Titel: Verordnung des Sächsischen Staatsministeriums des Innern zur Durchführung des Gesetzes über die Kommunalwahlen im Freistaat Sachsen (Kommunalwahlordnung - KomWO)
Normgeber: Sachsen
Amtliche Abkürzung: KomWO
Gliederungs-Nr.: 233-1.1/2
Normtyp: Rechtsverordnung

(1) Über die Wahlhandlung sowie die Ermittlung und Feststellung des Wahlergebnisses ist vom Schriftführer eine Niederschrift zu fertigen, aus der alle wesentlichen Umstände hervorgehen müssen (Muster der Anlage 27). Die Niederschrift ist von den am Schluss der Sitzung anwesenden Mitgliedern des Wahlvorstandes, mindestens jedoch vom Wahlvorsteher und vom Schriftführer oder deren Stellvertretern sowie von einem Beisitzer zu unterzeichnen.
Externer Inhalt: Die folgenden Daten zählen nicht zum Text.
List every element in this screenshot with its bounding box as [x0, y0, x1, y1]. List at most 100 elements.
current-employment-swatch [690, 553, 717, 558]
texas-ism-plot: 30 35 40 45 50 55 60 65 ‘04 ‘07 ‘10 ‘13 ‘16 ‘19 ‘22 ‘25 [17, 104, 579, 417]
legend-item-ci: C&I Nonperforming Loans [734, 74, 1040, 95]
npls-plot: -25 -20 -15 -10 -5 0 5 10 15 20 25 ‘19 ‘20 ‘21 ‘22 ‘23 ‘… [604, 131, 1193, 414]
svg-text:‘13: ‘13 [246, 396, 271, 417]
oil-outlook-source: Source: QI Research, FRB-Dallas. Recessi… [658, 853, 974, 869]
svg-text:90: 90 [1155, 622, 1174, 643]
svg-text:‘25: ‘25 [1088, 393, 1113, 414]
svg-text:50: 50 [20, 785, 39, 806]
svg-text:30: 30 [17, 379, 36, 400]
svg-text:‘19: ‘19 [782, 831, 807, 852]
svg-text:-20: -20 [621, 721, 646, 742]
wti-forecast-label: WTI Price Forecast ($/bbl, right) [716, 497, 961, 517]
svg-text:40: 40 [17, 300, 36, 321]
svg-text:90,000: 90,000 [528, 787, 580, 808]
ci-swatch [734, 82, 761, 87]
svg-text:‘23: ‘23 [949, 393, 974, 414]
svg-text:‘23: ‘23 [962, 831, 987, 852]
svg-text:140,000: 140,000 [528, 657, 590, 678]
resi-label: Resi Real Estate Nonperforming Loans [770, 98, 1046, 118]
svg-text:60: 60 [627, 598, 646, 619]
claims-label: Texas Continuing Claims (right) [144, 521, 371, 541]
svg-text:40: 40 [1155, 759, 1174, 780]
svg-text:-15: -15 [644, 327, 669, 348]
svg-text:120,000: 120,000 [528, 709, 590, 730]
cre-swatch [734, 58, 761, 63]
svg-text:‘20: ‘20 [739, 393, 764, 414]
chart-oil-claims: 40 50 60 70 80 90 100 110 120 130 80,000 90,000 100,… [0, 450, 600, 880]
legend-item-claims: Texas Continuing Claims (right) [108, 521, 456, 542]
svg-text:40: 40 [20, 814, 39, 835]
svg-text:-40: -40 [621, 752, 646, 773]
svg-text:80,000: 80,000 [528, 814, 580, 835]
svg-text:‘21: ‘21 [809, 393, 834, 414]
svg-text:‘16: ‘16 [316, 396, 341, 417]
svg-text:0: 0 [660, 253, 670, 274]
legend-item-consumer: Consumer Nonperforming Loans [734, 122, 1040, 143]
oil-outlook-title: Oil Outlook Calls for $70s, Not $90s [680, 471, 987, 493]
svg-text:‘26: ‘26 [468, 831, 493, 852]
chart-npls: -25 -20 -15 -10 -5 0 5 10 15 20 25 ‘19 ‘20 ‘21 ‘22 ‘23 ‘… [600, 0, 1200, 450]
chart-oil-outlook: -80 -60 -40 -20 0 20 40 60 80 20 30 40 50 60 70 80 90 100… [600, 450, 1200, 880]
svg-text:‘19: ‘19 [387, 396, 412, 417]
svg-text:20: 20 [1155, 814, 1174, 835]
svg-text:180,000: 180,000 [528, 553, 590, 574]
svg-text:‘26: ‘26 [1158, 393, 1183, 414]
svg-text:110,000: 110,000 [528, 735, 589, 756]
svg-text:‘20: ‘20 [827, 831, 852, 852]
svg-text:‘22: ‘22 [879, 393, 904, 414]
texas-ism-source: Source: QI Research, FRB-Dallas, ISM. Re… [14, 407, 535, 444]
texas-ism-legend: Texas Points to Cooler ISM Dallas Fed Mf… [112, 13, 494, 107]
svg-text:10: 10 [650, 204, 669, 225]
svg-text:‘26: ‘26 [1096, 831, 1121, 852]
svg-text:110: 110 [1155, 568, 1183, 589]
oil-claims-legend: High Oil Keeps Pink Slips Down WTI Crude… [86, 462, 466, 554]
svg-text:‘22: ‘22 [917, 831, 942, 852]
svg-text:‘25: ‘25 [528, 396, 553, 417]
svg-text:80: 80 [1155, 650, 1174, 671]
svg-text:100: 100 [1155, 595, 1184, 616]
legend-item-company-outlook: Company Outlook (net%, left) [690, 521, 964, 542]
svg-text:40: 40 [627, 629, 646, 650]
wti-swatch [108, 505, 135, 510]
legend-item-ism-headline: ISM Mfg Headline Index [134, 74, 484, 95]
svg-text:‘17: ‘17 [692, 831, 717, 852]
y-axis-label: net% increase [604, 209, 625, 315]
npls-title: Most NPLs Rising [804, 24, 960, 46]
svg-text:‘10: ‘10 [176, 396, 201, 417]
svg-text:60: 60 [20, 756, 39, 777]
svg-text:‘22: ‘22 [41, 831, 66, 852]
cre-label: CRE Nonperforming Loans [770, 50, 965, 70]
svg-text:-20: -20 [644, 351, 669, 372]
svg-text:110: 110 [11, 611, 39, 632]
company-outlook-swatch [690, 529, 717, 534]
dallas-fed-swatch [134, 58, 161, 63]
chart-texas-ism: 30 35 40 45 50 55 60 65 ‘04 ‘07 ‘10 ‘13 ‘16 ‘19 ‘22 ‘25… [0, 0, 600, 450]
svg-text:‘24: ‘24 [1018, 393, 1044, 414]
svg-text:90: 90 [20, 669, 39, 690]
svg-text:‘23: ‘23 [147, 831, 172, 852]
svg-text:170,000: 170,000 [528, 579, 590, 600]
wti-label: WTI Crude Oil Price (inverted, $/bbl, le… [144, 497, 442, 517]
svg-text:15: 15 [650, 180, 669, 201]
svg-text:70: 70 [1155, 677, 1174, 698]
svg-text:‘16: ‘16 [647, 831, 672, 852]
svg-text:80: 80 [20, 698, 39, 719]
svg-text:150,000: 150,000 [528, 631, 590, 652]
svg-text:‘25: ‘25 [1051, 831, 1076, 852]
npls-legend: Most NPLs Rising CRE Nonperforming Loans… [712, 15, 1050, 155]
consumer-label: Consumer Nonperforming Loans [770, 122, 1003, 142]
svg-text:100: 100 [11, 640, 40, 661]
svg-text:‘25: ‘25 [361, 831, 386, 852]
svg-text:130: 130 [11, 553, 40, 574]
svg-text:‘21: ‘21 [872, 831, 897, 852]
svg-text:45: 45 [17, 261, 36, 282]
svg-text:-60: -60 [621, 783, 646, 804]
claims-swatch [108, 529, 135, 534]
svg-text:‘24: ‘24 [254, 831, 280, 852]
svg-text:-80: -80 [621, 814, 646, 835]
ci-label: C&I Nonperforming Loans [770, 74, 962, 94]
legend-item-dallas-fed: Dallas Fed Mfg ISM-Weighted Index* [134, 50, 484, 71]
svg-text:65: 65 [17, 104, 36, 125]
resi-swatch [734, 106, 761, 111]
Verweigert ein Mitglied des Wahlvorstandes die Unterschrift, ist der Grund hierfür in der Niederschrift zu vermerken.

(2) Die Niederschrift muss insbesondere enthalten

  1. 1.

    die Angabe des Wahlbezirkes;

  2. 2.

    die Namen und Funktionen der Mitglieder einschließlich der nach § 10 Abs. 5 KomWG zugezogenen Personen und der Hilfskräfte sowie Angaben über ihre Verpflichtung,

  3. 3.

    den Zeitpunkt der Eröffnung der Wahlhandlung,

  4. 4.

    besondere Vorkommnisse während der Wahlhandlung und dazu gefasste Beschlüsse,

  5. 5.

    die Zeitpunkte der Feststellung des Endes der Wahlzeit und der Schließung der Wahlhandlung,

  6. 6.

    den Zeitpunkt des Beginns und des Endes der Ermittlung und Feststellung des Wahlergebnisses,

  7. 7.

    Unterbrechungen der Sitzung unter Angabe des Zeitpunkts, der Gründe und der getroffenen Sicherungsmaßnahmen,

  8. 8.

    die Beschlüsse nach § 32 Abs. 6, § 34 Satz 3 und § 42 Abs. 3 sowie die Beschlüsse über Beanstandungen bei der Wahlhandlung oder bei der Ermittlung und Feststellung des Wahlergebnisses mit Begründung,

  9. 9.

    das festgestellte Wahlergebnis,

  10. 10.

    die Versicherung, dass bei der Wahlhandlung und bei der Ermittlung und Feststellung des Wahlergebnisses die Öffentlichkeit gewahrt worden ist,

  11. 11.

    die Versicherung, dass bei der Wahlhandlung und bei der Ermittlung und Feststellung des Wahlergebnisses die Vorschriften des Kommunalwahlgesetzes und dieser Verordnung nach bestem Wissen eingehalten worden sind.

Bei Satz 1 Nr. 10 ist die Gesamtzahl der Wahlberechtigten nach Wahlberechtigten ohne und mit Sperrvermerk "W" (Wahlschein) aufzugliedern und sind unter der Gesamtzahl der Wähler auch die Zahlen der Wähler mit Wahlschein und der Briefwähler anzuführen.

(3) Der Niederschrift sind beizufügen

  1. 1.

    die Wahlscheine, über die der Wahlvorstand nach § 34 Satz 3 besonders beschlossen hat,

  2. 2.

    die Stimmzettel, über die der Wahlvorstand nach § 42 Abs. 3 besonders beschlossen hat, einschließlich der unverändert abgegebenen Stimmzettel,

  3. 3.

    die Zähllisten.

(4) Der Wahlvorsteher hat die Niederschrift mit den Anlagen unverzüglich dem Vorsitzenden des Gemeindewahlausschusses zu übergeben.

(5) Der Wahlvorsteher, die Vorsitzenden der mit der Niederschrift befassten Wahlausschüsse und die mit der Niederschrift befassten Behörden haben sicherzustellen, dass die Niederschriften mit den Anlagen Unbefugten nicht zugänglich sind.

(6) Bei gleichzeitig durchzuführenden Kommunalwahlen gilt Folgendes:

  1. 1.

    Für die einzelnen Wahlen sind getrennte Wahlniederschriften zu fertigen.

  2. 2.

    Wahlscheine, über die der Wahlvorstand nach § 34 Satz 3 besonders beschlossen hat, sind der Wahlniederschrift für die Wahl anzuschließen, deren Ergebnis als Erstes festgestellt wird.